From there, the Committee took to looking at general plan designs and formulating goals for
the City health insurance program. The 11 general goals are below. The goals with
commentary and examples are attached. There were many different plan designs that were
presented and discussed over the course of several different Committee meetings.
1. Limit annual premiums increases to trend with the goal of keeping increases as close to zero percent as
possible
2. Attempt to get employer and employee costs below our comparison group average
3. Attempt to get more employees to enroll in the high deductible health plan, HDHP /HSA
4. Provide employees with enrollment options other than just single and family
S. Reduce the number and dollar amount of preventable claims
6. Provide health and wellness coaching to employees, through our insurance company
7. Provide access to programs that may reduce future costs to both the employee and employer, programs
such as smoking cessation
8. Increase employee understanding of drivers of health care costs
9. Improve employee health care purchasing decisions
10. Identify ways to reward employees who limit use of the health care plan
11. Decrease the timeframe in which the City deposits its full HSA contribution in to employees' account
Through the work of the Committee we believe that we have come up with a plan design that
achieves a majority of the goals that we, as a Committee, came up with.
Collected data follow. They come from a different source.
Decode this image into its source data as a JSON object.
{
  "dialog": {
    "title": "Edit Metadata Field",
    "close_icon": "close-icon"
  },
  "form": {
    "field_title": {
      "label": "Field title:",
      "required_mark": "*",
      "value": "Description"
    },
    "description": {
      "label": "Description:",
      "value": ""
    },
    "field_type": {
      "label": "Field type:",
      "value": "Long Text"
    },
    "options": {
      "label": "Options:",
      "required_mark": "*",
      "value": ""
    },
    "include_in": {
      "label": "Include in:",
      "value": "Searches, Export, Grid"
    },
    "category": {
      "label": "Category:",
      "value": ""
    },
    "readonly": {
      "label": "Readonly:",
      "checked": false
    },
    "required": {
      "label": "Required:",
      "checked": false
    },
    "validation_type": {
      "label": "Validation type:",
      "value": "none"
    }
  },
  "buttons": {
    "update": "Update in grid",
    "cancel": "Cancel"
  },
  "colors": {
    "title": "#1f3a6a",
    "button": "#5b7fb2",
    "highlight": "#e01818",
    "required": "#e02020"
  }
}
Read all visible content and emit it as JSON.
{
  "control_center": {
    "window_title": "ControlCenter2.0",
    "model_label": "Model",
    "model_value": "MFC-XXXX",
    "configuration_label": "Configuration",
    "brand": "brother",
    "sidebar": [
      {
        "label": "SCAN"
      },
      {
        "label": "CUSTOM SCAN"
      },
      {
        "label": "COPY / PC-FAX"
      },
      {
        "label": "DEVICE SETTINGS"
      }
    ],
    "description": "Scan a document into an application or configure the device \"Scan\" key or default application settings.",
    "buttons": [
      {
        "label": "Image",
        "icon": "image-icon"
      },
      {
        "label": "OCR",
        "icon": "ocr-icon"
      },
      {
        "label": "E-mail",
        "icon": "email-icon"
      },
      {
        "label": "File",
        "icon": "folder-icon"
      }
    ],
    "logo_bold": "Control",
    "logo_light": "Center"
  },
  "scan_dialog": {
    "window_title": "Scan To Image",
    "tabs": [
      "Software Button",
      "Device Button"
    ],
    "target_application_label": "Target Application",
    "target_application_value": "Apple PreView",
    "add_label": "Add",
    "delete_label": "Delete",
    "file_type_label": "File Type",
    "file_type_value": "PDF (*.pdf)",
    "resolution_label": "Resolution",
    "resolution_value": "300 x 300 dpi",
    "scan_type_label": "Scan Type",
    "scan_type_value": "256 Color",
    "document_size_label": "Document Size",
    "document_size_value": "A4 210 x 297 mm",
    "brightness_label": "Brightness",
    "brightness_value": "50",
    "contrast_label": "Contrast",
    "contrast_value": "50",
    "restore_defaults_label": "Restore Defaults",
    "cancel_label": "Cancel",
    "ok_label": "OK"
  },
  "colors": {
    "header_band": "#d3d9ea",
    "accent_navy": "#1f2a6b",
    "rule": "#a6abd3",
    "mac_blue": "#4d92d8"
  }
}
It is our belief that this
design will be sustainable long -term and will reduce costs for a majority of employees, either
through premium savings or out -of- pocket costs. This design will reduce the amount of claims
In
experienced by the health insurance carrier, theoretically, reducing our annual premium
increases.
Over the past weeks we have been meeting with all employee groups to explain the new plan
design to ensure that it is understood. If Council approves the health plan changes, we would
look for the labor unions to vote on the proposal in the next few weeks. Included is the
proposed labor contract language. We would then have our benefits consultant, FCI, prepare
for the renewal in July /August.
Currently we have 3 plans; MIC Choice co -pay plan, HDHP and HDHP Elect. The HDHP Elect
is the same coverage as the other HDHP Plan but members must choose a primary care clinic.
The Elect Plan provides an opportunity for lower premium costs. Employees who choose the
Elect Plan are required to get referrals from their Primary Care Clinic before seeing a doctor
and /or specialist outside their clinic.
Both HDHP plans have a $2,500- single and $5,000- family deductible with 100% coverage
once the deductible is met. There is also an imbedded deductible where no one family member
on family coverage can pay more than $2,500. Currently the City contributes $700- single and
$1,400- family, on a 2 to 1 matching basis, to each employee's HSA. There are not any
employees that do not contribute enough in to their HSA to not receive the City's full
contribution. The City's contribution is put into each employee's HSA in 24 equal amounts (the
first 2 pay periods of each month).
Under the proposal we would move from having 3 plans to having 2 plans. We propose
eliminating the MIC Choice co -pay plan. Those on the MIC Choice family are guaranteed to
come out money ahead. A majority of those on the MIC Choice single plan would also come
out money ahead but there is a chance that some could lose moving to the HDHP plan. The
amount is dependent on individual circumstances but it is in the few hundred dollar range.
Also under the proposal the enrollment options would increase. Currently employees have 2
options; single or family. That would expand to include; employee plus one (spouse or one
child) or employee plus children. This has been an option that many employees have
requested for many years. Before now it was not feasible because it drove the family
premiums too high.
Under the proposal the deductible would go from $2,500 to $4,500. Once the deductible is met
there would then be an 80/20 arrangement where the City /employee would be responsible for
20% of the costs, up to an out of pocket max of $5,800. The medical plan would then cover
100% after that, up to claims of $50,000. At that point the claim would be pooled out among a
larger population of clients. We have a similar arrangement now. The gap between $2,500 and
$4,500 would be paid by the City through an HRA. The City would also cover the first $850 of
the $1,300, the difference between $5,800 and $4,500. That would leave the employee
responsible for the last $450. The employee would not have to pay any of the $450 amount
until their claim costs exceeded $8,750. The employee would be able to pay this amount out of
their HSA on a tax favored basis. Under the HRA arrangement the employee would submit
bills to a third party administrator that would process them and reimburse the employee.
M
The City would also increase its contribution to the HSA. Currently it is $700- single and
$1,400- family. We propose to increase that to $1,000- single and $2,000- all others. We would
also put the City's contribution to each employee's HSA quicker. Instead of 24 equal payments
we would accelerate that to 4 equal payments, the first pay period of each quarter. This
addresses another concern of employees who have costs at the beginning of the year.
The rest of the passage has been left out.